We can access the training by a train operation. This operation accepst four input variables and forwards a potter (AbstractPotentialManager) object.

For the input variables,

  • potter:

    The potential manager. See Potentials for more details.

  • dataset:

    The dataset. See Trainers for more details.

  • trainer:

    The trainer configuration that defines the commands and the model configuration.

  • scheduler:

    Any scheduler. In general, the training needs a GPU-scheduler.

Note

The name in potter and trainer should be the same.

Extra parameters,

  • size:

    Number of models trained at the same time. This is useful when a committee needs later for uncertainty estimation.

  • init_models:

    A List of model checkpoints to initialise model parameters.
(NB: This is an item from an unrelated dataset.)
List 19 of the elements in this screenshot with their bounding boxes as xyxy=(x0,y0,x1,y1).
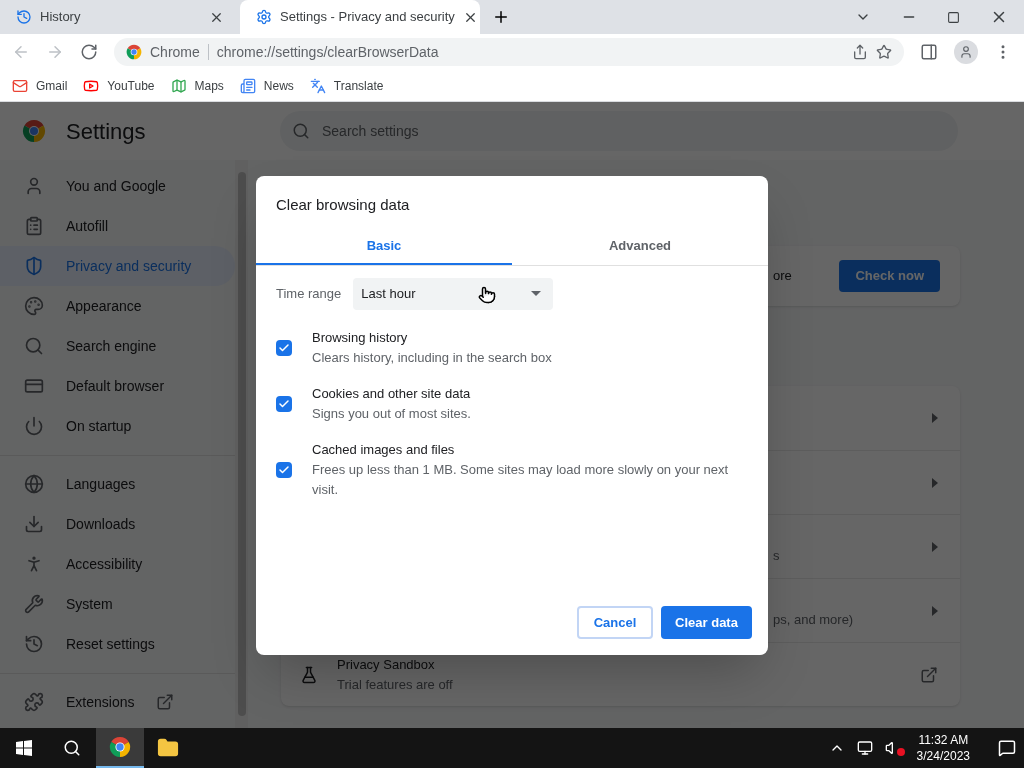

The number should be the same as size.

Session Configuration

variables:
  dataset:
    type: dataset
    name: xyz
    dataset_path: ./dataset
    train_ratio: 0.9
    batchsize: 16
    # random_seed: 1112 # Set this if one wants to reproduce results
  potter:
    type: potter
    name: deepmd
    params:
      backend: lammps
      command: "lmp -in in.lammps 2>&1 > lmp.out"
      type_list: ["H", "O"]
  trainer:
    type: trainer
    name: deepmd
    command: dp
    config: ${json:./config.json}
    train_epochs: 500
    # random_seed: 1112 # Set this if one wants to reproduce results
  scheduler_gpu:
    type: scheduler
    backend: slurm
    partition: k2-gpu
    time: "6:00:00"
    ntasks: 1
    cpus-per-task: 4
    mem-per-cpu: 4G
    gres: gpu:1
    environs: "conda activate deepmd\n"
operations:
  train:
    type: train
    potter: ${vx:potter}
    dataset: ${vx:dataset}
    trainer: ${vx:trainer}
    scheduler: ${vx:scheduler_gpu}
    size: 4
    init_models:
      - ./model.ckpt
sessions:
  _train: train